Rafael Correa, the apparent winner of Ecuador’s presidency, said Tuesday he would renegotiate foreign oil contracts in order to more than quadruple the share of crude volume received by the state.

Correa, who made the oil contract renegotiation a key part of his campaign platform, also said he might seek to increase the share of extra oil revenue that private companies are forced to give the state under a recent law.

His pledges to increase state control over energy resources have sparked fears his government could meddle with private energy companies like other leftist leaders in the region.

“Starting January 16th, we will sit down and try to renegotiate the volume, the participation of the state in these contracts,” Correa told foreign reporters in Quito Tuesday. He would be sworn into office Jan. 15.

He said the state currently receives 20 percent of the crude extracted from its soil and his government will seek to boost that share from all companies to around 85 percent.

The hydrocarbons law, approved earlier this year, demands companies share with the government at least 50 percent of extra revenue above a set benchmark. Foreign oil operators have opposed the law as unfair.

No nationalization
Correa, who calls Venezuelan President Hugo Chavez a friend, has rejected any energy nationalization that could trigger jitters among investors and private companies and welcomes foreign investment in the oil sector.

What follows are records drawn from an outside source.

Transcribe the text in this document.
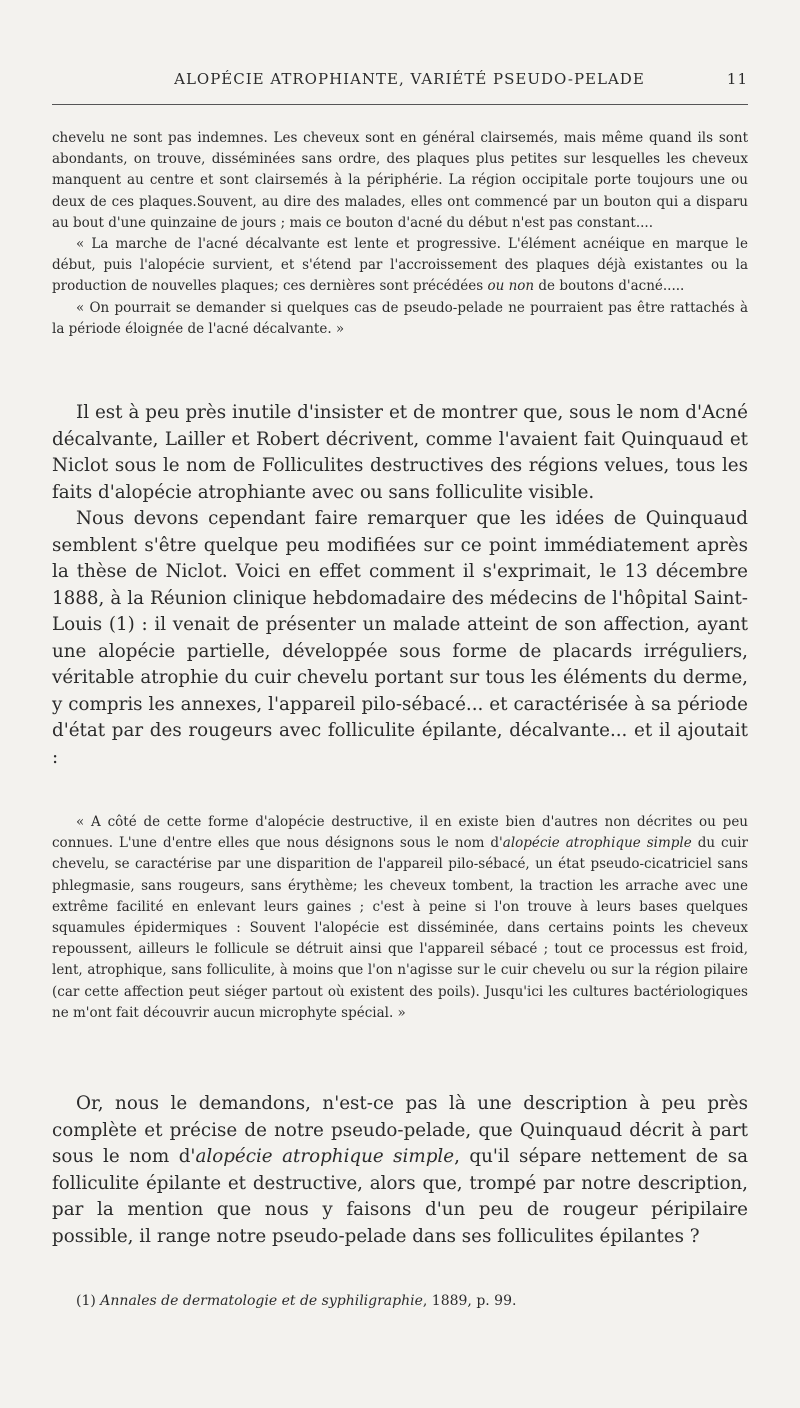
ALOPÉCIE ATROPHIANTE, VARIÉTÉ PSEUDO-PELADE	11

chevelu ne sont pas indemnes. Les cheveux sont en général clairsemés, mais même quand ils sont abondants, on trouve, disséminées sans ordre, des plaques plus petites sur lesquelles les cheveux manquent au centre et sont clairsemés à la périphérie. La région occipitale porte toujours une ou deux de ces plaques.Souvent, au dire des malades, elles ont commencé par un bouton qui a disparu au bout d'une quinzaine de jours ; mais ce bouton d'acné du début n'est pas constant....

« La marche de l'acné décalvante est lente et progressive. L'élément acnéique en marque le début, puis l'alopécie survient, et s'étend par l'accroissement des plaques déjà existantes ou la production de nouvelles plaques; ces dernières sont précédées ou non de boutons d'acné.....

« On pourrait se demander si quelques cas de pseudo-pelade ne pourraient pas être rattachés à la période éloignée de l'acné décalvante. »

Il est à peu près inutile d'insister et de montrer que, sous le nom d'Acné décalvante, Lailler et Robert décrivent, comme l'avaient fait Quinquaud et Niclot sous le nom de Folliculites destructives des régions velues, tous les faits d'alopécie atrophiante avec ou sans folliculite visible.

Nous devons cependant faire remarquer que les idées de Quinquaud semblent s'être quelque peu modifiées sur ce point immédiatement après la thèse de Niclot. Voici en effet comment il s'exprimait, le 13 décembre 1888, à la Réunion clinique hebdomadaire des médecins de l'hôpital Saint-Louis (1) : il venait de présenter un malade atteint de son affection, ayant une alopécie partielle, développée sous forme de placards irréguliers, véritable atrophie du cuir chevelu portant sur tous les éléments du derme, y compris les annexes, l'appareil pilo-sébacé... et caractérisée à sa période d'état par des rougeurs avec folliculite épilante, décalvante... et il ajoutait :

« A côté de cette forme d'alopécie destructive, il en existe bien d'autres non décrites ou peu connues. L'une d'entre elles que nous désignons sous le nom d'alopécie atrophique simple du cuir chevelu, se caractérise par une disparition de l'appareil pilo-sébacé, un état pseudo-cicatriciel sans phlegmasie, sans rougeurs, sans érythème; les cheveux tombent, la traction les arrache avec une extrême facilité en enlevant leurs gaines ; c'est à peine si l'on trouve à leurs bases quelques squamules épidermiques : Souvent l'alopécie est disséminée, dans certains points les cheveux repoussent, ailleurs le follicule se détruit ainsi que l'appareil sébacé ; tout ce processus est froid, lent, atrophique, sans folliculite, à moins que l'on n'agisse sur le cuir chevelu ou sur la région pilaire (car cette affection peut siéger partout où existent des poils). Jusqu'ici les cultures bactériologiques ne m'ont fait découvrir aucun microphyte spécial. »

Or, nous le demandons, n'est-ce pas là une description à peu près complète et précise de notre pseudo-pelade, que Quinquaud décrit à part sous le nom d'alopécie atrophique simple, qu'il sépare nettement de sa folliculite épilante et destructive, alors que, trompé par notre description, par la mention que nous y faisons d'un peu de rougeur péripilaire possible, il range notre pseudo-pelade dans ses folliculites épilantes ?

(1) Annales de dermatologie et de syphiligraphie, 1889, p. 99.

Chavez is a sharp critic of U.S. policy and has sought to forge an alliance of left-wing governments to counter U.S. influence in the region with his own brand of socialist revolution.

A top election official said Tuesday that Correa, a U.S.-trained economist, had won Sunday’s presidential run-off election. Other election officials said the official announcement would come Thursday.

Correa also said his government may seek to increase the share of extra oil revenue received by the state to 85 percent. The law currently says the state should receive at least 50 percent of those revenues.

Some of the biggest investors in Ecuador’s energy sector are Brazil’s Petrobras and Spain’s Repsol YPF.

Correa said a legal dispute with Occidental Petroleum Corp. over its assets in the country was a “closed case” in which Ecuadorean law had been applied.

Ecuador terminated its contract with the Los Angeles-based company and took over its assets in May after accusations that the firm sold part of an oil block without government authorization. The company has filed an arbitration claim seeking $1 billion in damages and the return of its assets.

An Occidental spokesperson declined to comment.

Calls for pragmatism
“He hasn’t really taken over yet and I think he is still excited with the election results,” said Roger Tissot, Latin American analyst with Washington-based consultancy PFC Energy.

“When he is in power, perhaps reality will sink in and he will slowly reach a pragmatic middle ground that works for everything, like in Bolivia.” he added.

Bolivia’s move to nationalize its energy sector earlier this year spooked foreign oil companies and investors.

However, energy companies in Bolivia now say their new contracts are as profitable as the old ones and political analysts say Bolivian President Evo Morales has shown himself to be less radical than his critics feared.

Ecuador, South America’s fifth-largest oil producer, has an output of around 530,000 barrels of oil per day, which is extracted evenly by the state oil company and foreign operators.